Anyhow, I built a tutorial about JUnit, for use in my CSE398 class.  Feel free to share your thoughts on the tutorial, JUnit, and test-driven development in the comments!

Tuesday, March 3, 2015

Callbacks and Scribble Mode

Last week, we had a mobiLEHIGH tutorial session, and a student asked about how to make Fruit Ninja with LibLOL.  It turns out that getting the right behavior isn't all that hard... you can use the "scribble" feature to detect a "slice" movement on the screen, and configure the obstacles that are scribbled to have the power to defeat enemies.

There was just one problem... configuring the obstacles requires changing the LibLOL code.  I don't discourage people from changing LibLOL, but it's better to have an orthogonal way of getting the same behavior.  In this case, it's easy: let the scribble mode code take a callback, and use that callback to modify an obstacle immediately after it is created.

This is one of those changes that I can't help but love... there's less code in LibLOL, and more power is exposed to the programmer.  But it's not really any harder, and there's less "magic" going on behind the scenes now.

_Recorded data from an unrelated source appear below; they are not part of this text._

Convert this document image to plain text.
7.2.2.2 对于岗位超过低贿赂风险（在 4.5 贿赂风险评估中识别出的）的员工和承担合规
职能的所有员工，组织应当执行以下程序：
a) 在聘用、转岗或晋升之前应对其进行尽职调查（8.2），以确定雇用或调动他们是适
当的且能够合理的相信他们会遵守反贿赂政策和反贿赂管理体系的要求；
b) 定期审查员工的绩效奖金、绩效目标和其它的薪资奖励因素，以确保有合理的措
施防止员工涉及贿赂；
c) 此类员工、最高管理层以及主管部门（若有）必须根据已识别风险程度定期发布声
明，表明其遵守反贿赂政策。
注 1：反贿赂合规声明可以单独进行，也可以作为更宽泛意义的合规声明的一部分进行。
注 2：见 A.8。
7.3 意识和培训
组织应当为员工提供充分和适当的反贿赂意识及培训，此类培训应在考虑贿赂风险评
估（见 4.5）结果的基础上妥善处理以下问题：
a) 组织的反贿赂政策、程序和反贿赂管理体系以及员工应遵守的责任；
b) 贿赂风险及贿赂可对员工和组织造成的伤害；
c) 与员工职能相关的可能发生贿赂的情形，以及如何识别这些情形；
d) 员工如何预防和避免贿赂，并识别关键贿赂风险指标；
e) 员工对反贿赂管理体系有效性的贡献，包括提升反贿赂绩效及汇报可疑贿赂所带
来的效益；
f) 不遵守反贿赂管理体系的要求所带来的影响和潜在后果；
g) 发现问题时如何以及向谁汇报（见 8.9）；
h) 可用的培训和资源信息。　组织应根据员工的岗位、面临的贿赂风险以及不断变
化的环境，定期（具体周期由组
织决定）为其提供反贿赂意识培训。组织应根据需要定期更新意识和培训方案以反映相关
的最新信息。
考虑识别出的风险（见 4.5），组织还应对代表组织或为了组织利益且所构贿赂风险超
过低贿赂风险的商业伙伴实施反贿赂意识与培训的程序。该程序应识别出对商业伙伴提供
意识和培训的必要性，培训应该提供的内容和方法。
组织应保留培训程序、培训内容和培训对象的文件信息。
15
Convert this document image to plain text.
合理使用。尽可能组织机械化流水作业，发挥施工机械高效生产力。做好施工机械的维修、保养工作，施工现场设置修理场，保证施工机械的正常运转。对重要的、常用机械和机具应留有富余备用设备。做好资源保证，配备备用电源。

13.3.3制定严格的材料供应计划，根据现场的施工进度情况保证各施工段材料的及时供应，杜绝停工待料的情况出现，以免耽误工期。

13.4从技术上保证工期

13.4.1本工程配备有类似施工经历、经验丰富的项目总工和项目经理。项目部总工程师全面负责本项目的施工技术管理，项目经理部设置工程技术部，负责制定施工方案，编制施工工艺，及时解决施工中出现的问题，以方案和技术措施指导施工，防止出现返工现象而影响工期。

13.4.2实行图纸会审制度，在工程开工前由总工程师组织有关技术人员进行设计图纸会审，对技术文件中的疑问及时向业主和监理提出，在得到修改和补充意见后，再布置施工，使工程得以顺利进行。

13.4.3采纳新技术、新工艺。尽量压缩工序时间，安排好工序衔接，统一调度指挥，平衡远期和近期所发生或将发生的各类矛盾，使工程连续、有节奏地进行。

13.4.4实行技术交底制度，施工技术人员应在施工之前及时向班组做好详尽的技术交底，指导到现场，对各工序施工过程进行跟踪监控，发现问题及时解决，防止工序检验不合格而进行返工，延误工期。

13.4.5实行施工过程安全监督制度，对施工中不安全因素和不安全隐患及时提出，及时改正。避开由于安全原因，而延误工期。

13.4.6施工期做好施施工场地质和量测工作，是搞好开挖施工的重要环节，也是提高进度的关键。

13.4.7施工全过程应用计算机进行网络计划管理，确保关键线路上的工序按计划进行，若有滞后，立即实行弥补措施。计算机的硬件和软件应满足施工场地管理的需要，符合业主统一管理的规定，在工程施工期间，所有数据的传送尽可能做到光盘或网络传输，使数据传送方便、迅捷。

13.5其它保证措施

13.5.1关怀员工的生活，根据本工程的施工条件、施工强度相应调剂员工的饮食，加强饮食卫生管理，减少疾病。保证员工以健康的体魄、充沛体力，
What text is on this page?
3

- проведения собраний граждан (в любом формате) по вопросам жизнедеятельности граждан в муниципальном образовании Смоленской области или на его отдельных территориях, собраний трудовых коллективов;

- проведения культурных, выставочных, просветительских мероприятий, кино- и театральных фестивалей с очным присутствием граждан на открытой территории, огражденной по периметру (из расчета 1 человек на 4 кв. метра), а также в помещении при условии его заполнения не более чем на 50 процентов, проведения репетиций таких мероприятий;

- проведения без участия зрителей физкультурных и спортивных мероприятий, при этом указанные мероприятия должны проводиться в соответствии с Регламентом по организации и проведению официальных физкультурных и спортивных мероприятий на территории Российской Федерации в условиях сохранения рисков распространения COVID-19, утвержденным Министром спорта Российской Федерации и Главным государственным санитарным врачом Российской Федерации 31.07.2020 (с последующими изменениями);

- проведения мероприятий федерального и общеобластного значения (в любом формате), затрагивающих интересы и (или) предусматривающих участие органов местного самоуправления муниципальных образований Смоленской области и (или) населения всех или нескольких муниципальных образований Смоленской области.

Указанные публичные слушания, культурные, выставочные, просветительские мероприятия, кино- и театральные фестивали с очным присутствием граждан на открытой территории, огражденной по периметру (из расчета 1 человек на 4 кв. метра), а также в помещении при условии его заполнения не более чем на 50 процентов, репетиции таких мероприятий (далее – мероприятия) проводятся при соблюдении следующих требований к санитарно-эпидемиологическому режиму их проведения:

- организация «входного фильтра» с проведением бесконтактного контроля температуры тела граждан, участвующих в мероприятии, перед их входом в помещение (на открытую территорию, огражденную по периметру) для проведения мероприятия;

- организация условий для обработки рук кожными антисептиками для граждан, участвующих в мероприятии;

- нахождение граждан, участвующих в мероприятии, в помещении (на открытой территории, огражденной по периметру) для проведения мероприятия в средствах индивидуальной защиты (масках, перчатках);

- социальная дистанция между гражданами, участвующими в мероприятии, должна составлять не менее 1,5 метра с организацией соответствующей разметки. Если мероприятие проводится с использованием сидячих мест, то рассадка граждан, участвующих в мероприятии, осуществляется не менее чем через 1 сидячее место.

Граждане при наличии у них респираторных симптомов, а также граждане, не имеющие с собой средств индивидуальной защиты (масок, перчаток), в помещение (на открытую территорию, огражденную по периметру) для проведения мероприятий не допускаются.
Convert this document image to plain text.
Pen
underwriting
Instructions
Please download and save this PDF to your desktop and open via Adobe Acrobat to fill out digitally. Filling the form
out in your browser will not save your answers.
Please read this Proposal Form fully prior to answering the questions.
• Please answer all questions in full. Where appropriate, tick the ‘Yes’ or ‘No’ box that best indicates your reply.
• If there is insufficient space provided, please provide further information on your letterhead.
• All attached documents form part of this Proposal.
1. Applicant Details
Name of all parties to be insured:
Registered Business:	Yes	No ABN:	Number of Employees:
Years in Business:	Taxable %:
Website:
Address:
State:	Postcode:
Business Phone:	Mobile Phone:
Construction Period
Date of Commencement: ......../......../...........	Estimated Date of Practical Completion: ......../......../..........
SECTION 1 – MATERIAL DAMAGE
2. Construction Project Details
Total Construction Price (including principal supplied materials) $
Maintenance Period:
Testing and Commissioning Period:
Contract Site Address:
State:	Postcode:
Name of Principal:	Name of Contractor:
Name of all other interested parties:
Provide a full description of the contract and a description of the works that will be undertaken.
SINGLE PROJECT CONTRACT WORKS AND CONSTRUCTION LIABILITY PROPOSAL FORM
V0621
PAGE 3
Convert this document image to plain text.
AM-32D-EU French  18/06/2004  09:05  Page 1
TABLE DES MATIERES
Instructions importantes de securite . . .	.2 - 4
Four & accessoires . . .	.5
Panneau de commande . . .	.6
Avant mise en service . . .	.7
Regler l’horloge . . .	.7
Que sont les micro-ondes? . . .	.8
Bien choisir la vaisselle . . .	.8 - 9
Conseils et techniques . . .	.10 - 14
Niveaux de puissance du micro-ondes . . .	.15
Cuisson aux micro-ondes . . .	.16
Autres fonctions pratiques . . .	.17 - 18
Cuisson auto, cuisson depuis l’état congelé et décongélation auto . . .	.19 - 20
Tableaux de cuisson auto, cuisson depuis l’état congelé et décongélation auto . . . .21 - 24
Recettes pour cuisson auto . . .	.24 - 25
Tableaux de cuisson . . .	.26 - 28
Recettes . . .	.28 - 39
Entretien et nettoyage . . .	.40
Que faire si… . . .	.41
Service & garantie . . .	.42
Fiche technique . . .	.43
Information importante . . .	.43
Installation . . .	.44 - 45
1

Here's an example of how to provide a callback to scribble mode:

    // turn on 'scribble mode'... this says "draw a purple ball that is 1.5x1.5 at the
    // location where the scribble happened, but only do it if we haven't drawn anything in
    // 10 milliseconds."  It also says "when an obstacle is drawn, do some stuff to the
    // obstacle".  If you don't want any of this functionality, you can replace the whole
    // "new LolCallback..." region of code with "null".
    Level.setScribbleMode("purpleball.png", 1.5f, 1.5f, 10, new LolCallback(){
        public void onEvent() {
            // each time we draw an obstacle, it will be visible to this code as the
            // callback's "attached Actor".  We'll change its elasticity, make it disappear
            // after 10 seconds, and make it so that the obstacles aren't stationary
            mAttachedActor.setPhysics(0, 2, 0);
            mAttachedActor.setDisappearDelay(10, true);

I'm starting to think that I should redesign more of the LibLOL interfaces to use callbacks... what do you think?